A minha escrita, a minha fotografia, o meu mundo

MACHADO, JA

A minha escrita, a minha fotografia, o meu mundo

Arqueologias

João-Afonso Machado, 01.11.10

O tordo perdera o comboio de regresso e foi ficando, estava cá no dia em que o apanhei com a máquina. A poisar, acabadinho de chegar de umas silveiras, onde trinava. E atrás de mim, então, uma voz inesperada:

- Interessante megalito...

(o esteio de uma ramada, já inexistente, de onde o tordo se alou, no maior alvoroço). A interpelante, essa, descia vagarosamente o caminho, muito sorridente, muito comunicativa. Não digo fosse citadina mas, sem dúvida, as suas roupagens não eram as mais adequadas àquelas andanças.

- E está classificado?

Eu não contava ser mentiroso. Mas a promoção do pobre esteio, com um pedaço de ráfia atado na ponta, seu único adorno, a tão nobre e veneranda condição foi mais forte. Além de que a vizinhança recebe turistas, há que valorizar a terra, puxar por ela.

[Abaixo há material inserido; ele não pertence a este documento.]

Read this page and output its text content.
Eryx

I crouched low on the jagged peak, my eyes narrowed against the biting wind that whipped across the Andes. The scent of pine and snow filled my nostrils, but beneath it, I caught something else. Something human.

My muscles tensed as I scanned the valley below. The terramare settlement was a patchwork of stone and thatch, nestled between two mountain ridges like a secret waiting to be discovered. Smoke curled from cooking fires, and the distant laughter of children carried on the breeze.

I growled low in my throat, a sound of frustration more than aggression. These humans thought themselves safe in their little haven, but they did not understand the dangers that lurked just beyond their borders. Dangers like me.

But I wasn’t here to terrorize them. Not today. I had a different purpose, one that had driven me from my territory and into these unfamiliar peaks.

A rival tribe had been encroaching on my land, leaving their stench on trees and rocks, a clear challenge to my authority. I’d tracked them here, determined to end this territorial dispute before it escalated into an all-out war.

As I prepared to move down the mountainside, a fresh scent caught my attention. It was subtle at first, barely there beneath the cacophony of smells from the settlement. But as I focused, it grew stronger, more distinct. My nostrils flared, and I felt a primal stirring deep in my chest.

- Com certeza, minha senhora. Classificadíssimo. Com notas elevadas, aliás.

(Até porque os seus congéneres, não reutilizados como ponteiras nos bardos das vinhas novas, fácilmente se vendiam, à mingua de gente para trabalhar o granito).

A senhora quis saber tudo. Expliquei-lhe a ligação daqueles monumentos à vitivinicultura. Desde tempos imemoriais. Dos celtas, talvez...

- Mas o vinho é assim tão antigo?...

Rematei logo, a controlar a temática:

- O vinho palhete sim, minha senhora. O vinho rosé - rosado como os celtas, na cútis. Olhe, como os ingleses que inventaram o vinho do Porto...

Ela permaneceu uns segundos em silêncio, encantada.

- Há uma ligação profunda entre estes megalitos, apontados ao firmamento, e o culto da morte. Ou mesmo com a fertilidade, com o culto da vida...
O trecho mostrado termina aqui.